Within a few hours, and then a few days I had exceeded my target. Each time I got an email, I rushed to see how far I was up on the league table. As each donation was made, I thought of what HHUGS families could benefit from. Warmer bedding, warmer clothing, food vouchers, and it was down to the decision I made to fundraise. I’d love to tell you I raise a whopping amount, that’s why I wrote this blog, but in reality, I raised just over my target, and raised £230.

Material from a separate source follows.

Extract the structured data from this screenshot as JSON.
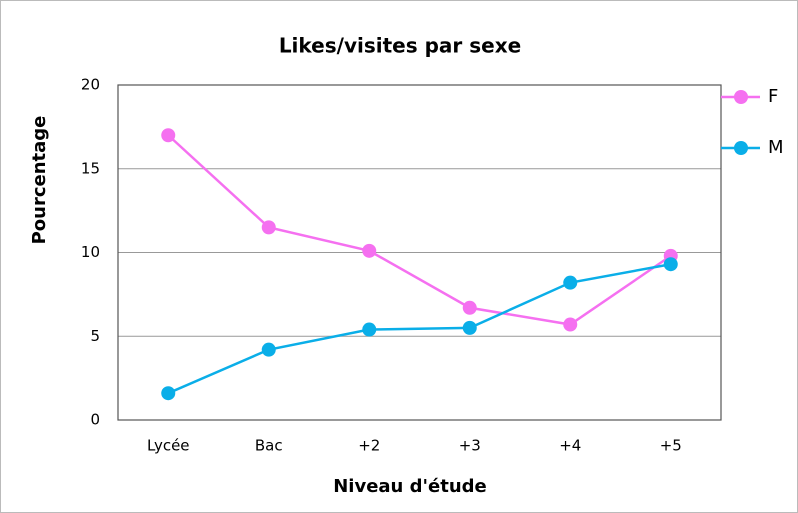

But this blog is slightly different, the lesson isn’t in the amount I raised. It is about how I stepped out of my comfort zone, how I surpassed my limit and how it taught me the most important lesson. Often we think about fundraising as our way of benefiting others, when in fact we are the ones who are benefiting. As I said, we are merely vessels; what is written by Him, they will receive, but if we are lucky enough to be offered an opportunity to be a part of that we should grab it with both hands.
It took me two years to understand this, to feel the elation of when each penny and pound is donated knowing it was truly benefit someone. To be a part of something bigger, and for once, not from behind a screen. It doesn’t mean I’m still not afraid of fundraising, nor that I’m going to take part in every future event, but truly, it was a great feeling to fundraise, and to take part.
So whether you’re like me and you have always been hesitant to sign up, or whether you’re a pro at fundraising then we would love to have you on board this Winter.
Take your first step, be a vessel for good.